Ходил он довольно долго. Все нашел, все принес; Я велел ему заготовить побольше топлива — стланика, — наложить хвои на подстилку мне и чтобы можно было укрыться на ночь и скорее отправляться в лагерь — передать: идти не могу, пусть пришлют помощь. Иван открыл мне банку консервов, нарезал хлеба, поставил котелок с чаем и ушел. Направление я ему показал.
Днем мне стало легче. Всматриваюсь в окружающий ландшафт, Видимость отличная. Вдали широкой лентой синеет Байкал. Далеко на горизонте в озеро вдается полоса земли. По очертанию — мыс Святой Нос. А до него почти 300 километров. Миража здесь не бывает. Высота мыса близка к 2 километрам, и я на отметке больше 1,5 километра — кривизна земли не мешает. От северной оконечности Байкала в мою сторону необъятная тайга. Просматриваются неровности рельефа, а место, где наш лагерь, отыскать не могу. Ориентиром при начале маршрута служили две симметричные сопки-близнецы по обе стороны нашей долины — с высоты хребта они сливались с предгорным рельефом. Днем несколько раз, когда я пробовал подняться, повторялись приступы.
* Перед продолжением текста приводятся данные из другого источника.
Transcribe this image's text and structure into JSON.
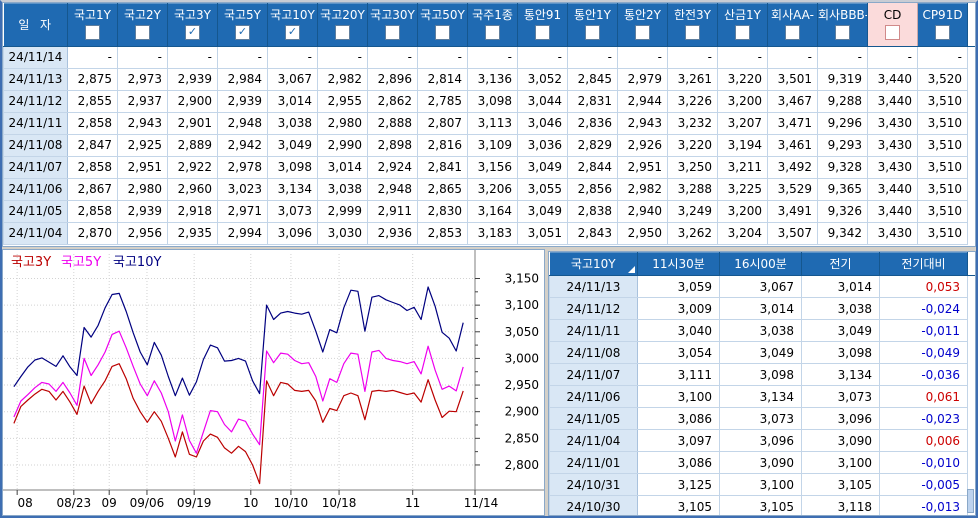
{
  "colors": {
    "header_blue": "#1F6AB2",
    "highlight_pink": "#FBDBDB",
    "positive_red": "#CC0000",
    "negative_blue": "#0000CC",
    "date_column_bg": "#D9E7F5",
    "grid_line": "#C3D5E8"
  },
  "top_table": {
    "corner_label": "일  자",
    "columns": [
      {
        "label": "국고1Y",
        "checked": false,
        "highlight": false
      },
      {
        "label": "국고2Y",
        "checked": false,
        "highlight": false
      },
      {
        "label": "국고3Y",
        "checked": true,
        "highlight": false
      },
      {
        "label": "국고5Y",
        "checked": true,
        "highlight": false
      },
      {
        "label": "국고10Y",
        "checked": true,
        "highlight": false
      },
      {
        "label": "국고20Y",
        "checked": false,
        "highlight": false
      },
      {
        "label": "국고30Y",
        "checked": false,
        "highlight": false
      },
      {
        "label": "국고50Y",
        "checked": false,
        "highlight": false
      },
      {
        "label": "국주1종",
        "checked": false,
        "highlight": false
      },
      {
        "label": "통안91",
        "checked": false,
        "highlight": false
      },
      {
        "label": "통안1Y",
        "checked": false,
        "highlight": false
      },
      {
        "label": "통안2Y",
        "checked": false,
        "highlight": false
      },
      {
        "label": "한전3Y",
        "checked": false,
        "highlight": false
      },
      {
        "label": "산금1Y",
        "checked": false,
        "highlight": false
      },
      {
        "label": "회사AA-",
        "checked": false,
        "highlight": false
      },
      {
        "label": "회사BBB-",
        "checked": false,
        "highlight": false
      },
      {
        "label": "CD",
        "checked": false,
        "highlight": true
      },
      {
        "label": "CP91D",
        "checked": false,
        "highlight": false
      }
    ],
    "rows": [
      {
        "date": "24/11/14",
        "values": [
          "-",
          "-",
          "-",
          "-",
          "-",
          "-",
          "-",
          "-",
          "-",
          "-",
          "-",
          "-",
          "-",
          "-",
          "-",
          "-",
          "-",
          "-"
        ]
      },
      {
        "date": "24/11/13",
        "values": [
          "2,875",
          "2,973",
          "2,939",
          "2,984",
          "3,067",
          "2,982",
          "2,896",
          "2,814",
          "3,136",
          "3,052",
          "2,845",
          "2,979",
          "3,261",
          "3,220",
          "3,501",
          "9,319",
          "3,440",
          "3,520"
        ]
      },
      {
        "date": "24/11/12",
        "values": [
          "2,855",
          "2,937",
          "2,900",
          "2,939",
          "3,014",
          "2,955",
          "2,862",
          "2,785",
          "3,098",
          "3,044",
          "2,831",
          "2,944",
          "3,226",
          "3,200",
          "3,467",
          "9,288",
          "3,440",
          "3,510"
        ]
      },
      {
        "date": "24/11/11",
        "values": [
          "2,858",
          "2,943",
          "2,901",
          "2,948",
          "3,038",
          "2,980",
          "2,888",
          "2,807",
          "3,113",
          "3,046",
          "2,836",
          "2,943",
          "3,232",
          "3,207",
          "3,471",
          "9,296",
          "3,430",
          "3,510"
        ]
      },
      {
        "date": "24/11/08",
        "values": [
          "2,847",
          "2,925",
          "2,889",
          "2,942",
          "3,049",
          "2,990",
          "2,898",
          "2,816",
          "3,109",
          "3,036",
          "2,829",
          "2,926",
          "3,220",
          "3,194",
          "3,461",
          "9,293",
          "3,430",
          "3,510"
        ]
      },
      {
        "date": "24/11/07",
        "values": [
          "2,858",
          "2,951",
          "2,922",
          "2,978",
          "3,098",
          "3,014",
          "2,924",
          "2,841",
          "3,156",
          "3,049",
          "2,844",
          "2,951",
          "3,250",
          "3,211",
          "3,492",
          "9,328",
          "3,430",
          "3,510"
        ]
      },
      {
        "date": "24/11/06",
        "values": [
          "2,867",
          "2,980",
          "2,960",
          "3,023",
          "3,134",
          "3,038",
          "2,948",
          "2,865",
          "3,206",
          "3,055",
          "2,856",
          "2,982",
          "3,288",
          "3,225",
          "3,529",
          "9,365",
          "3,440",
          "3,510"
        ]
      },
      {
        "date": "24/11/05",
        "values": [
          "2,858",
          "2,939",
          "2,918",
          "2,971",
          "3,073",
          "2,999",
          "2,911",
          "2,830",
          "3,164",
          "3,049",
          "2,838",
          "2,940",
          "3,249",
          "3,200",
          "3,491",
          "9,326",
          "3,440",
          "3,510"
        ]
      },
      {
        "date": "24/11/04",
        "values": [
          "2,870",
          "2,956",
          "2,935",
          "2,994",
          "3,096",
          "3,030",
          "2,936",
          "2,853",
          "3,183",
          "3,051",
          "2,843",
          "2,950",
          "3,262",
          "3,204",
          "3,507",
          "9,342",
          "3,430",
          "3,510"
        ]
      }
    ]
  },
  "right_table": {
    "columns": [
      "국고10Y",
      "11시30분",
      "16시00분",
      "전기",
      "전기대비"
    ],
    "rows": [
      {
        "date": "24/11/13",
        "values": [
          "3,059",
          "3,067",
          "3,014",
          "0,053"
        ]
      },
      {
        "date": "24/11/12",
        "values": [
          "3,009",
          "3,014",
          "3,038",
          "-0,024"
        ]
      },
      {
        "date": "24/11/11",
        "values": [
          "3,040",
          "3,038",
          "3,049",
          "-0,011"
        ]
      },
      {
        "date": "24/11/08",
        "values": [
          "3,054",
          "3,049",
          "3,098",
          "-0,049"
        ]
      },
      {
        "date": "24/11/07",
        "values": [
          "3,111",
          "3,098",
          "3,134",
          "-0,036"
        ]
      },
      {
        "date": "24/11/06",
        "values": [
          "3,100",
          "3,134",
          "3,073",
          "0,061"
        ]
      },
      {
        "date": "24/11/05",
        "values": [
          "3,086",
          "3,073",
          "3,096",
          "-0,023"
        ]
      },
      {
        "date": "24/11/04",
        "values": [
          "3,097",
          "3,096",
          "3,090",
          "0,006"
        ]
      },
      {
        "date": "24/11/01",
        "values": [
          "3,086",
          "3,090",
          "3,100",
          "-0,010"
        ]
      },
      {
        "date": "24/10/31",
        "values": [
          "3,125",
          "3,100",
          "3,105",
          "-0,005"
        ]
      },
      {
        "date": "24/10/30",
        "values": [
          "3,105",
          "3,105",
          "3,118",
          "-0,013"
        ]
      }
    ]
  },
  "chart_data": {
    "type": "line",
    "title": "",
    "legend_position": "top-left",
    "grid": "dotted",
    "x_ticks": [
      "08",
      "08/23",
      "09",
      "09/06",
      "09/19",
      "10",
      "10/10",
      "10/18",
      "11",
      "11/14"
    ],
    "x_tick_fracs": [
      0.03,
      0.15,
      0.225,
      0.305,
      0.405,
      0.525,
      0.61,
      0.712,
      0.868,
      1.0
    ],
    "y_ticks": [
      "3,150",
      "3,100",
      "3,050",
      "3,000",
      "2,950",
      "2,900",
      "2,850",
      "2,800"
    ],
    "y_grid_values": [
      3.15,
      3.1,
      3.05,
      3.0,
      2.95,
      2.9,
      2.85,
      2.8
    ],
    "y_range": [
      2.753,
      3.196
    ],
    "x_data_frac": [
      0.023,
      0.975
    ],
    "series": [
      {
        "name": "국고3Y",
        "color": "#BB0000",
        "values": [
          2.878,
          2.91,
          2.922,
          2.933,
          2.942,
          2.938,
          2.922,
          2.938,
          2.918,
          2.895,
          2.948,
          2.915,
          2.938,
          2.958,
          2.985,
          2.99,
          2.962,
          2.925,
          2.9,
          2.88,
          2.9,
          2.882,
          2.85,
          2.815,
          2.862,
          2.82,
          2.815,
          2.845,
          2.858,
          2.852,
          2.832,
          2.822,
          2.835,
          2.825,
          2.8,
          2.765,
          2.958,
          2.93,
          2.955,
          2.952,
          2.94,
          2.938,
          2.94,
          2.92,
          2.88,
          2.906,
          2.902,
          2.93,
          2.935,
          2.93,
          2.885,
          2.938,
          2.94,
          2.938,
          2.94,
          2.936,
          2.932,
          2.935,
          2.918,
          2.96,
          2.922,
          2.889,
          2.901,
          2.9,
          2.939
        ]
      },
      {
        "name": "국고5Y",
        "color": "#EE00EE",
        "values": [
          2.89,
          2.92,
          2.932,
          2.945,
          2.955,
          2.952,
          2.938,
          2.955,
          2.935,
          2.912,
          3.0,
          2.968,
          2.988,
          3.012,
          3.045,
          3.051,
          3.02,
          2.985,
          2.952,
          2.93,
          2.958,
          2.935,
          2.9,
          2.845,
          2.894,
          2.846,
          2.822,
          2.862,
          2.902,
          2.9,
          2.876,
          2.862,
          2.886,
          2.882,
          2.858,
          2.838,
          3.014,
          2.992,
          3.01,
          3.008,
          2.996,
          2.99,
          2.992,
          2.966,
          2.92,
          2.962,
          2.955,
          2.99,
          3.01,
          3.008,
          2.938,
          3.012,
          3.015,
          3.0,
          2.996,
          2.994,
          2.99,
          2.994,
          2.971,
          3.023,
          2.978,
          2.942,
          2.948,
          2.939,
          2.984
        ]
      },
      {
        "name": "국고10Y",
        "color": "#000080",
        "values": [
          2.947,
          2.966,
          2.984,
          2.997,
          3.001,
          2.993,
          2.985,
          3.005,
          2.984,
          2.968,
          3.058,
          3.04,
          3.062,
          3.095,
          3.12,
          3.122,
          3.088,
          3.048,
          3.012,
          2.988,
          3.03,
          3.006,
          2.966,
          2.93,
          2.963,
          2.931,
          2.956,
          2.998,
          3.025,
          3.02,
          2.995,
          2.996,
          3.0,
          2.995,
          2.958,
          2.934,
          3.1,
          3.073,
          3.085,
          3.088,
          3.085,
          3.083,
          3.087,
          3.051,
          3.012,
          3.054,
          3.048,
          3.095,
          3.128,
          3.126,
          3.051,
          3.115,
          3.118,
          3.11,
          3.105,
          3.1,
          3.09,
          3.096,
          3.073,
          3.134,
          3.098,
          3.049,
          3.038,
          3.014,
          3.067
        ]
      }
    ]
  }
}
Настал вечер, потом ночь. Ясная, морозная. На мне — легкий свитер и брезентовая куртка. Лежу на камнях, слегка прикрытый хвоей. Надо устраиваться ближе к костру. Топлива оказалось совсем немного — только видимость, куча хвойных веток. Заснуть нельзя — погаснет костер, замерзну. Постепенно подбрасываю ветви. Часы идут, а я зачем-то отмечаю в книжке время — вроде кому-то нужно, когда у меня перестанет биться сердце. Приходят и мрачные мысли. Если выживу, то с таким больным сердцем стану инвалидом. Надо менять профессию — участь незавидная.